2.1: The Human Genome Project — Biology's Moon Shot
On June 26, 2000, President Bill Clinton stood at a White House podium and declared, "Today we are learning the language in which God created life." He was announcing the near-completion of the Human Genome Project, the largest collaborative biological research effort in history. Launched in 1990, the project involved scientists across six countries — the US, UK, France, Germany, Japan, and China — working through roughly twenty institutions, took thirteen years, and cost approximately 2.7 billion dollars. Its goal: read every one of the three billion letters in the human genome and make the data freely available to the world.
The technology that powered it was Sanger sequencing, developed by Frederick Sanger in 1977. Sanger sequencing is accurate and reliable but slow and expensive. Each run reads about a thousand letters. Sequencing an entire genome this way is like reading a three-billion-word encyclopedia one sentence at a time. The first complete human genome cost hundreds of millions of dollars in direct sequencing costs.

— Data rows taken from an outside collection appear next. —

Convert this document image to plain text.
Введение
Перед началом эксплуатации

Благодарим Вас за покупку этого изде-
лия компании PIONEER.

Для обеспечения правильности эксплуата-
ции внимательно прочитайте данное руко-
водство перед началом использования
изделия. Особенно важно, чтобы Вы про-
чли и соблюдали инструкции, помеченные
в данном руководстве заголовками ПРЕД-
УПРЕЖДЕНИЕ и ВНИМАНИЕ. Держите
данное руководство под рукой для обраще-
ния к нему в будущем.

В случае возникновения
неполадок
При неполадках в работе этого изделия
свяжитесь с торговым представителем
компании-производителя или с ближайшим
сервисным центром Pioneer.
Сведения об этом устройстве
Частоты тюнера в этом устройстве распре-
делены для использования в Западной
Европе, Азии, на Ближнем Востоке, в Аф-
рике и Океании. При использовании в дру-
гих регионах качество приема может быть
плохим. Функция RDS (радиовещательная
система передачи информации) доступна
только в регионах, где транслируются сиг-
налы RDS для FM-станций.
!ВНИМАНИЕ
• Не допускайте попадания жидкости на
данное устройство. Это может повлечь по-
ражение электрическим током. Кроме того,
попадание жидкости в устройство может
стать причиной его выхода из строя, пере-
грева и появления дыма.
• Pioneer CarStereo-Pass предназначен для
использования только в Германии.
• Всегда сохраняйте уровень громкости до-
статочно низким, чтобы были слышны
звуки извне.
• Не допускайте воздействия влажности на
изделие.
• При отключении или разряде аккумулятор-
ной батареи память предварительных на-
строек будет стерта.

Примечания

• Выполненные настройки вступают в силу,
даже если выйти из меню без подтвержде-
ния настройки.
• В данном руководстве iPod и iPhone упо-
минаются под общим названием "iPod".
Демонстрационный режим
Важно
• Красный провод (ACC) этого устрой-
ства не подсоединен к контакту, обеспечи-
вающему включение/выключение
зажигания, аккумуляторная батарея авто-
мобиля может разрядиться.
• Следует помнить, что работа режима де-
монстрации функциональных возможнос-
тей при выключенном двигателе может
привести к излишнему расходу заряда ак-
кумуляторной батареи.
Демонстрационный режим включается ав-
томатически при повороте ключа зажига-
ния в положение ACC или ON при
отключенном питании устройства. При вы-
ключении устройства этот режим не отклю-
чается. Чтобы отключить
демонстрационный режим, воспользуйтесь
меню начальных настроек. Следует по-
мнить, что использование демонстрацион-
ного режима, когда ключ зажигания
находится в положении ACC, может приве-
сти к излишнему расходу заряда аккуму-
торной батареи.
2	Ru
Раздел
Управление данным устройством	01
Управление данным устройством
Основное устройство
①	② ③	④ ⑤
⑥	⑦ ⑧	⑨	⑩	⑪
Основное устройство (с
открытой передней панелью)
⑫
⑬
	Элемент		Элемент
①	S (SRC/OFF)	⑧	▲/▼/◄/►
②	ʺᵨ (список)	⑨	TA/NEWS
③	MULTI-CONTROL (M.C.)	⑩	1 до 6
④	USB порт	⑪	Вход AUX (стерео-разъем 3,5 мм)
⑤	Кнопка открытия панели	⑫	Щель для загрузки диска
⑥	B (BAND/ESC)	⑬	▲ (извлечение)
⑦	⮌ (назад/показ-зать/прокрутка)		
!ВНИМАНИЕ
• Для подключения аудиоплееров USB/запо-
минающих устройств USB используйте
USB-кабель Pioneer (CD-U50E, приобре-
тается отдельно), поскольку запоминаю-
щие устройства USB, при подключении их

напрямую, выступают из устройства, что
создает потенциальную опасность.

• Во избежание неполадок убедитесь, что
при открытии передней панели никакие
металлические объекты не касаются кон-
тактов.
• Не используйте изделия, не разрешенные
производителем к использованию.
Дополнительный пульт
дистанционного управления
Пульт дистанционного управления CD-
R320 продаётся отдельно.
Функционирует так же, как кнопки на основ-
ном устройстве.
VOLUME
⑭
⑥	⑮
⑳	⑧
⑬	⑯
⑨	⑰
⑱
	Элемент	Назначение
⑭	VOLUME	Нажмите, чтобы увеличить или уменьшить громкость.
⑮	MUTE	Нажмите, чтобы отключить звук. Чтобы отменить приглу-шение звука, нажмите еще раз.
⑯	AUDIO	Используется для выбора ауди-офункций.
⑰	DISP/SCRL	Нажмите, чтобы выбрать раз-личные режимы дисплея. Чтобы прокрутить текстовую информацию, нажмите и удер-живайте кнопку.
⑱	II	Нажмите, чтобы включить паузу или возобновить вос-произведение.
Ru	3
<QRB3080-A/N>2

The cost curve since then has been dramatic. By 2014, sequencing a human genome had dropped to about one thousand dollars. By 2024, companies like Illumina and Element Biosciences were pushing toward two hundred dollars per genome. This decline has been faster than Moore's Law. During certain periods, sequencing costs halved every few months. When sequencing a genome costs less than a pair of running shoes, the question shifts from "Can we read the code?" to "What do we do with the information?"
2.2: How Modern Sequencing Works
The technology that replaced Sanger sequencing is called next-generation sequencing, or NGS. The dominant platform, made by Illumina, uses massively parallel sequencing. Instead of reading one stretch of DNA at a time, you shatter the genome into millions of tiny fragments, attach them to a glass surface called a flow cell, and read them all simultaneously using fluorescent cameras. Each fragment is about one hundred and fifty letters long. A computer takes the overlapping fragments and stitches them back together, reconstructing the original sequence. It is like photocopying a book a million times, cutting each copy into random sentences, and using a computer to reconstruct the order by matching overlapping phrases.
A newer generation, third-generation or long-read sequencing, takes a different approach. Pacific Biosciences (PacBio) can read individual DNA molecules ten thousand to one hundred thousand letters long in a single pass. Oxford Nanopore Technologies' MinION, roughly the size of a USB stick, reads DNA by threading it through a molecular pore and measuring electrical current changes. Long-read sequencing is particularly valuable for resolving complex genomic regions that short reads cannot untangle, like repetitive sequences or structural rearrangements common in cancer.
The horizon is a genome for under one hundred dollars, and companies like Element Biosciences are racing to get there. When a complete genome costs less than a pair of running shoes, routine genomic profiling at birth becomes feasible. Pharmacogenomics, tailoring drug prescriptions to your genetic makeup, becomes standard. For cancer patients, sequencing a tumor to identify its specific mutations becomes a baseline expectation, not a luxury.
2.3: What Rosie's Sequencing Revealed
When Conyngham brought Rosie's case to UNSW researchers, the first step was conceptually straightforward but technically demanding: sequence both the tumor and normal tissue, then compare. This paired tumor-normal sequencing is standard in cancer genomics. The cost was three thousand dollars at the UNSW Ramaciotti Centre for Genomics, unthinkable a decade ago, and likely a fraction of that within a few more years.
The raw data from sequencing is a massive text file in FASTQ format, containing billions of short DNA reads along with quality scores for each letter. The next step is computational: align those reads to a reference genome (the dog genome, in this case), then compare tumor reads to normal reads. This process, variant calling, uses tools like GATK's Mutect2 and Strelka. These algorithms distinguish real somatic mutations, changes in cancer cells only, from sequencing errors, germline variants, and noise. The output is a VCF file: the genetic fingerprint of Rosie's cancer.
But a mutation list is just the start. Rosie's tumor had thousands of mutations, and the question was: which produce proteins the immune system can recognize and attack? Not all mutations yield neoantigens. The mutated protein has to be expressed, chopped into the right-sized fragments, and displayed on the cell surface where T-cells can see it. Finding those needles in the haystack requires a computational pipeline drawing on protein structure prediction, immune binding algorithms, and careful ranking. AI became not just helpful but essential.
Key Takeaways
- The Human Genome Project cost $2.7 billion in 2000; sequencing now costs under $200 — a 13-million-fold price drop in 25 years.
- NGS works by shattering DNA into millions of fragments, reading them all in parallel, then reassembling them computationally.
- Paired tumor-normal sequencing compares cancer DNA to healthy DNA to identify somatic mutations unique to the tumor.
- The output is a VCF file — the starting material for all neoantigen prediction and vaccine design steps.